My Lords, I apologise for not having spoken at Second Reading. I want, however, to speak to Amendment 74, to which I have put my name, and to Amendment 79B.
I very much support Amendment 74, in the name of the noble Lord, Lord Clement-Jones, although I am delighted that there is now a firm agreement between the interested parties—including CILIP, ALCS and the Society of Authors, among others—for an amendment which is almost but not quite the same as Amendment 74. I hope that this tweaked amendment, which clarifies the nature of what is being loaned, or an amendment equally acceptable to all parties, can be brought forward by the Government and accepted on Report.
6.45 pm
The last study into earnings commissioned by ALCS, published in 2015, found that the median income for professional authors was only £11,000, with authors sometimes earning nothing in a year. PLR, while being a modest payment—as the noble Lord, Lord Clement-Jones, has pointed out—of about 7p a book, can therefore be a significant part of the income for many authors, as well as illustrators, photographers, translators and editors. The carefully set cap of £6,600 on individual earnings from PLR means that there is a fair distribution of the pot without inordinate benefit for the high earners. Also, in his 2013 review on e-lending William Sieghart says that,
“for writers, the extension of PLR to the digital and audio world would allow for much more accurate financial recognition for the borrowing of their books”.
PLR is a legal and, I believe, a moral right, which in the modem age should be applied to the digital format as much as the physical. Particularly considering that over 3 million e-book loans were made in 2016 alone, removing the anomaly of the absence of PLR for the remote e-lending of e-books and audiobooks cannot come a moment too soon. Indeed, Matt Hancock said in the other place on 28 November last year that the Government will,
“bring forward legislation as soon as possible”.—[Official Report, Commons, 28/11/16; col. 1341]
This followed the European Court of Justice’s ruling that e-lending is allowable under the “one copy, one user” principle, removing a final barrier to a go-ahead.
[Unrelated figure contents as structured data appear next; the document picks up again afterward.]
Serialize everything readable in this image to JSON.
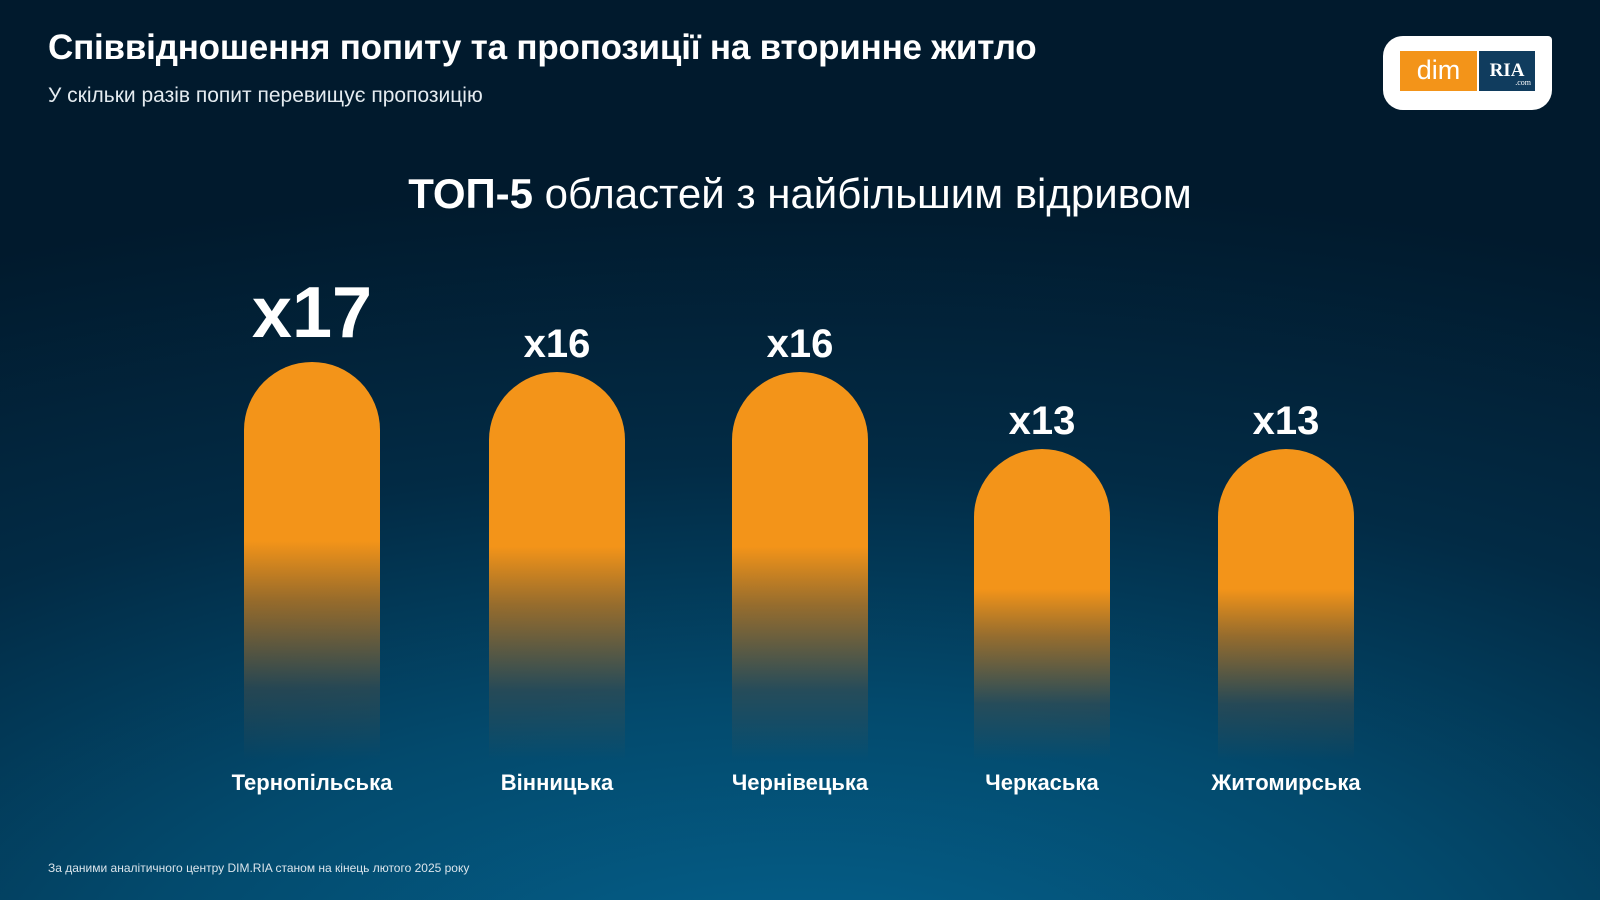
{
  "header": {
    "title": "Співвідношення попиту та пропозиції на вторинне житло",
    "subtitle": "У скільки разів попит перевищує пропозицію"
  },
  "logo": {
    "left": "dim",
    "right": "RIA",
    "suffix": ".com"
  },
  "chart_data": {
    "type": "bar",
    "title_bold": "ТОП-5",
    "title_rest": " областей з найбільшим відривом",
    "categories": [
      "Тернопільська",
      "Вінницька",
      "Чернівецька",
      "Черкаська",
      "Житомирська"
    ],
    "values": [
      17,
      16,
      16,
      13,
      13
    ],
    "value_labels": [
      "x17",
      "x16",
      "x16",
      "x13",
      "x13"
    ],
    "bar_color": "#f39419"
  },
  "footer": {
    "source": "За даними аналітичного центру DIM.RIA станом на кінець лютого 2025 року"
  }
}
This is the perfect opportunity to introduce PLR for e-lending, and in this Bill an appropriate place to do so. The cost of introduction would be low. There will be no better chance, so I hope that the Government will support this.
Amendment 79B would remove a parallel anomaly. The Society of Authors rightly argues that e-books should be VAT exempt in the same way that print books are—for the reason that VAT on either would be, or is in the case of e-books, a tax on knowledge. The Society of Authors say that VAT on e-books is,
“a barrier to education and research, to adult literacy and to book sales in general”.
Adult literacy, in particular, urgently needs to be encouraged in every way possible, and this is one way to do so.